Instruksi Presiden dikuatkan oleh pernyataan Maruar Sirait dalam sebuah acara di televisi. Anggota Dewan Pembina PSSI itu menyampaikan perintah Presiden agar kasus pengaturan skor di sepak bola harus diusut tuntas. 

“Pengaturan skor ini harus diusut sampai tuntas. Saya sudah bertemu dan bertanya pada Presiden soal sikapnya terhadap PSSI. Pak Jokowi bilang, habisi!” ujar dia.

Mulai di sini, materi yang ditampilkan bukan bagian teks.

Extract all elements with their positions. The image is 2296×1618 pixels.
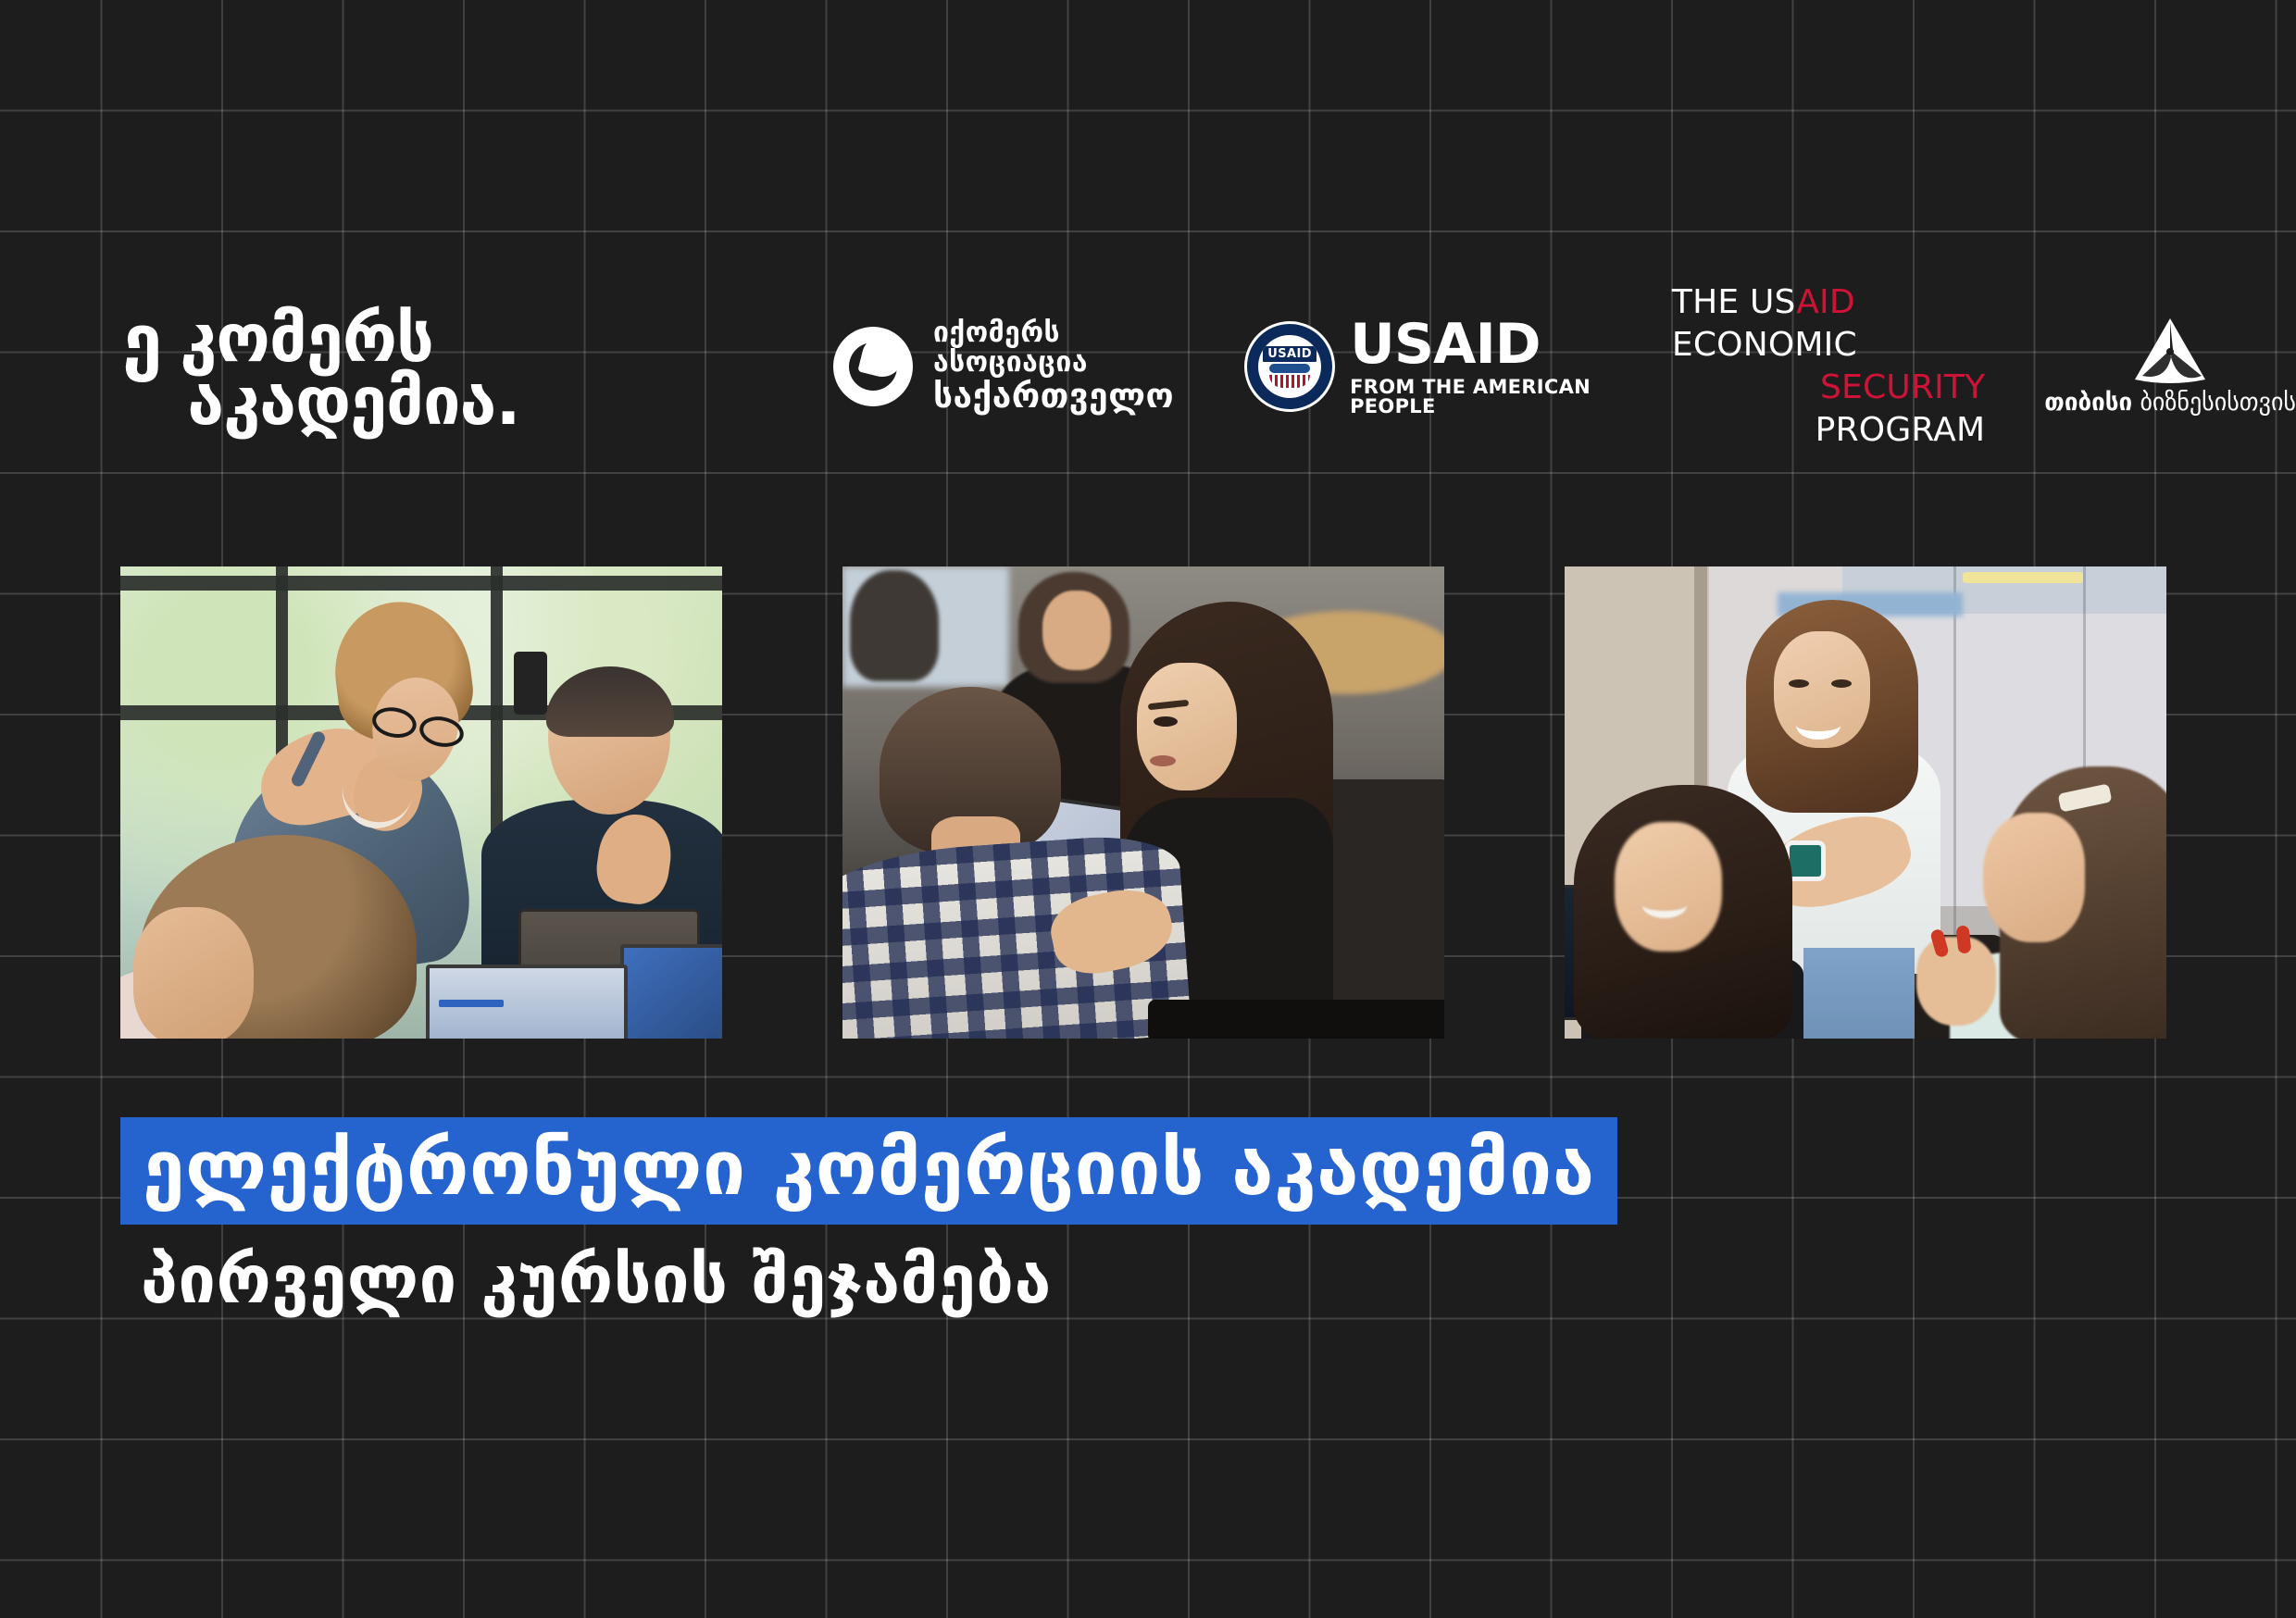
gallery-photo-2 xyxy=(842,566,1444,1039)
page-subtitle: პირველი კურსის შეჯამება xyxy=(141,1240,1052,1318)
gallery-photo-3 xyxy=(1565,566,2166,1039)
logo-header: ე კომერს აკადემია. იქომერს ასოციაცია საქ… xyxy=(0,305,2296,472)
eca-line-1: იქომერს ასოციაცია xyxy=(933,318,1174,379)
logo-ecommerce-association-georgia[interactable]: იქომერს ასოციაცია საქართველო xyxy=(833,318,1211,416)
tbc-triangle-icon xyxy=(2131,317,2209,383)
esp-line2-post: PROGRAM xyxy=(1816,411,1986,449)
esp-line1-red: AID xyxy=(1796,283,1855,321)
logo-tbc-business[interactable]: თიბისი ბიზნესისთვის xyxy=(2016,317,2296,417)
photo-gallery xyxy=(120,566,2166,1039)
usaid-tagline: FROM THE AMERICAN PEOPLE xyxy=(1350,378,1607,417)
usaid-seal-icon: USAID xyxy=(1244,321,1335,412)
page-title: ელექტრონული კომერციის აკადემია xyxy=(120,1117,1617,1225)
logo-usaid[interactable]: USAID USAID FROM THE AMERICAN PEOPLE xyxy=(1211,317,1641,417)
esp-line1-pre: THE US xyxy=(1672,283,1796,321)
usaid-seal-label: USAID xyxy=(1263,346,1316,362)
partner-logo-row: იქომერს ასოციაცია საქართველო USAID USAID xyxy=(833,311,2296,422)
esp-line1-post: ECONOMIC xyxy=(1672,326,1857,364)
esp-line2-red: SECURITY xyxy=(1820,368,1985,406)
brand-line-1: კომერს xyxy=(180,307,519,370)
headline-block: ელექტრონული კომერციის აკადემია xyxy=(120,1117,1617,1225)
brand-line-2: აკადემია. xyxy=(187,370,519,433)
logo-usaid-economic-security-program[interactable]: THE USAID ECONOMIC SECURITY PROGRAM xyxy=(1641,281,2016,452)
brand-mark-letter: ე xyxy=(122,307,161,376)
brand-logo[interactable]: ე კომერს აკადემია. xyxy=(122,307,520,432)
tbc-suffix: ბიზნესისთვის xyxy=(2132,389,2296,417)
ecommerce-association-icon xyxy=(833,327,913,406)
eca-line-2: საქართველო xyxy=(933,378,1174,415)
usaid-wordmark: USAID xyxy=(1350,317,1607,372)
gallery-photo-1 xyxy=(120,566,722,1039)
tbc-name: თიბისი xyxy=(2044,389,2132,417)
poster-canvas: ე კომერს აკადემია. იქომერს ასოციაცია საქ… xyxy=(0,0,2296,1618)
stars-stripes-icon xyxy=(1269,375,1310,388)
handshake-icon xyxy=(1269,364,1310,373)
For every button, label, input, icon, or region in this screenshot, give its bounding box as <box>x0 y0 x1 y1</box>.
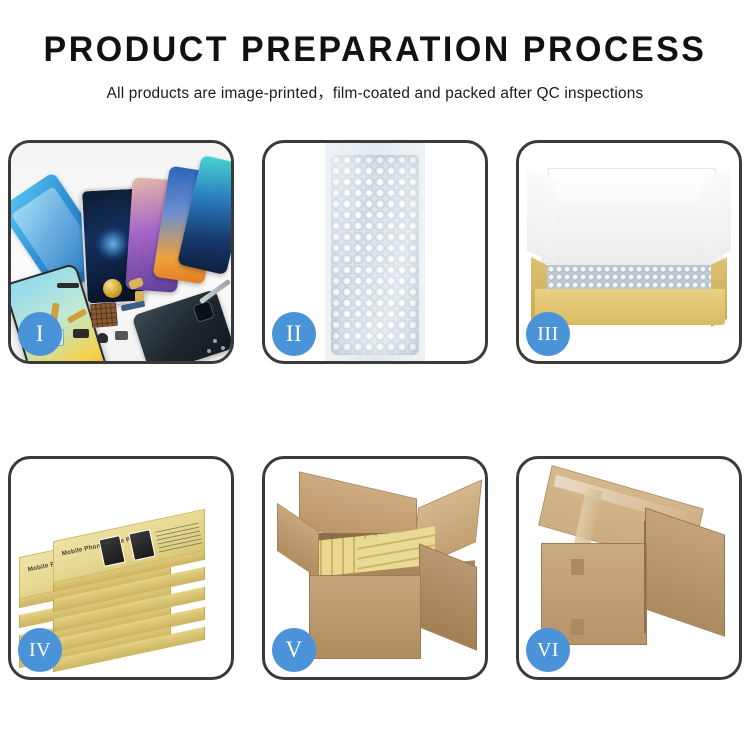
screw-icon <box>213 339 217 343</box>
step-badge-3: III <box>526 312 570 356</box>
step-panel-3: III <box>516 140 742 364</box>
header: PRODUCT PREPARATION PROCESS All products… <box>0 0 750 103</box>
step-badge-2: II <box>272 312 316 356</box>
screw-icon <box>207 349 211 353</box>
step-panel-1: I <box>8 140 234 364</box>
chip-grid-part-icon <box>90 302 118 328</box>
coil-part-icon <box>103 279 122 298</box>
part-icon <box>115 331 128 340</box>
page-title: PRODUCT PREPARATION PROCESS <box>11 32 739 67</box>
carton-front-icon <box>309 575 421 659</box>
part-icon <box>73 329 89 338</box>
step-badge-1: I <box>18 312 62 356</box>
process-steps-grid: I II III <box>8 140 742 684</box>
screw-icon <box>221 346 225 350</box>
step-panel-6: VI <box>516 456 742 680</box>
part-icon <box>57 283 79 288</box>
product-preparation-infographic: PRODUCT PREPARATION PROCESS All products… <box>0 0 750 750</box>
step-badge-6: VI <box>526 628 570 672</box>
step-panel-2: II <box>262 140 488 364</box>
page-subtitle: All products are image-printed，film-coat… <box>4 81 747 103</box>
step-panel-5: V <box>262 456 488 680</box>
part-icon <box>97 333 108 343</box>
step-badge-4: IV <box>18 628 62 672</box>
step-badge-5: V <box>272 628 316 672</box>
step-panel-4: Mobile Phone Spare Parts Mobile Phone Sp… <box>8 456 234 680</box>
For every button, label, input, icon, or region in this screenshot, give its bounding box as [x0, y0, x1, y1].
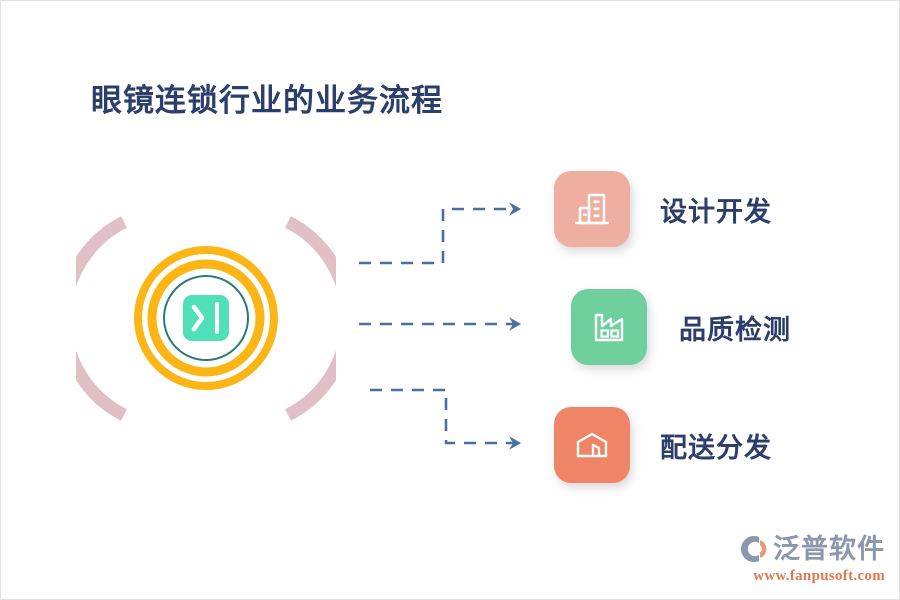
brand-footer: 泛普软件 www.fanpusoft.com — [735, 533, 885, 585]
warehouse-icon — [572, 425, 612, 465]
brand-top-row: 泛普软件 — [735, 533, 885, 565]
process-step-distribution[interactable]: 配送分发 — [554, 407, 772, 483]
connector-group — [346, 176, 546, 466]
process-step-design[interactable]: 设计开发 — [554, 171, 772, 247]
left-arc-bracket — [76, 222, 124, 415]
factory-icon — [589, 307, 629, 347]
step-label-design: 设计开发 — [660, 190, 772, 229]
central-process-emblem — [76, 206, 336, 431]
office-building-icon — [572, 189, 612, 229]
step-tile-design[interactable] — [554, 171, 630, 247]
step-label-quality: 品质检测 — [679, 308, 791, 347]
connector-to-step-1 — [359, 209, 519, 263]
fanpu-logo-icon — [735, 533, 771, 565]
right-arc-bracket — [288, 222, 336, 415]
terminal-prompt-icon — [183, 295, 229, 341]
process-step-quality[interactable]: 品质检测 — [571, 289, 791, 365]
brand-url: www.fanpusoft.com — [753, 568, 885, 585]
step-tile-quality[interactable] — [571, 289, 647, 365]
brand-name: 泛普软件 — [773, 536, 885, 563]
connector-to-step-3 — [370, 390, 519, 443]
page-title: 眼镜连锁行业的业务流程 — [91, 75, 443, 120]
step-label-distribution: 配送分发 — [660, 426, 772, 465]
step-tile-distribution[interactable] — [554, 407, 630, 483]
slide-canvas: 眼镜连锁行业的业务流程 — [0, 0, 900, 600]
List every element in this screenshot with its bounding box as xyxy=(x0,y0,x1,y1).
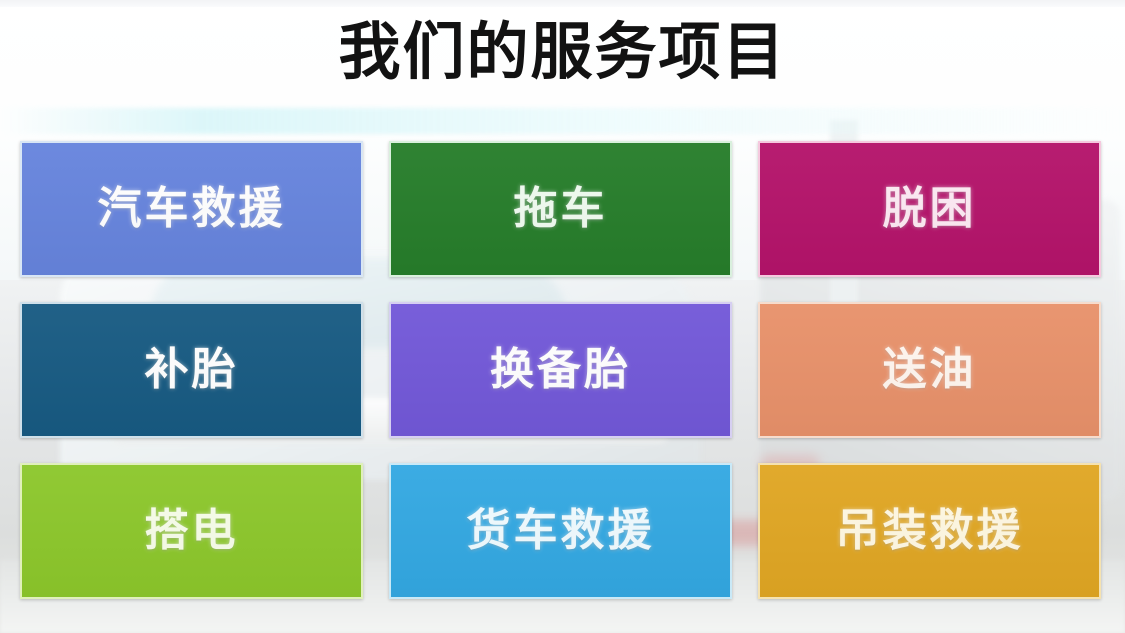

Langkah kepolisian dalam mengusut pemberantasan memang tidak main-main. Siapa mengira kepolisian mampu menciduk Johar Lin Eng, anggota komite eksekutif (exco) PSSI sekaligus tokoh sepak bola terkenal dari Semarang. JLE diamankan terkait kasus pengaturan skor. Tak berhenti di situ, Satgas Antimafia Bola juga menangkap Dwi Irianto, anggota Komite Disiplin PSSI yang populer dengan sebutan Mbah Putih.

Satgas Anti Mafia Bola sendri menetapkan 15 tersangka. Termasuk Plt Ketua umum Joko Driyono. Hanya untuk saat ini, Jokdri, sapaan Joko Driyono, menjadi tersangka perusakan barang bukti dugaan pengaturan skor. Dia menjadi aktor intelektual aksi di bekas kantor PT Liga Indonesia itu.

Menariknya, Satgas sudah menerima 500 laporan sepanjang dua bulan terakhir.  Ini menunjukkan masyarakat sudah gerah dengan aksi pengaturan skor di sepak bola. Dan, laporan-laporan itu sebagian telah ditindaklanjuti oleh kepolisian.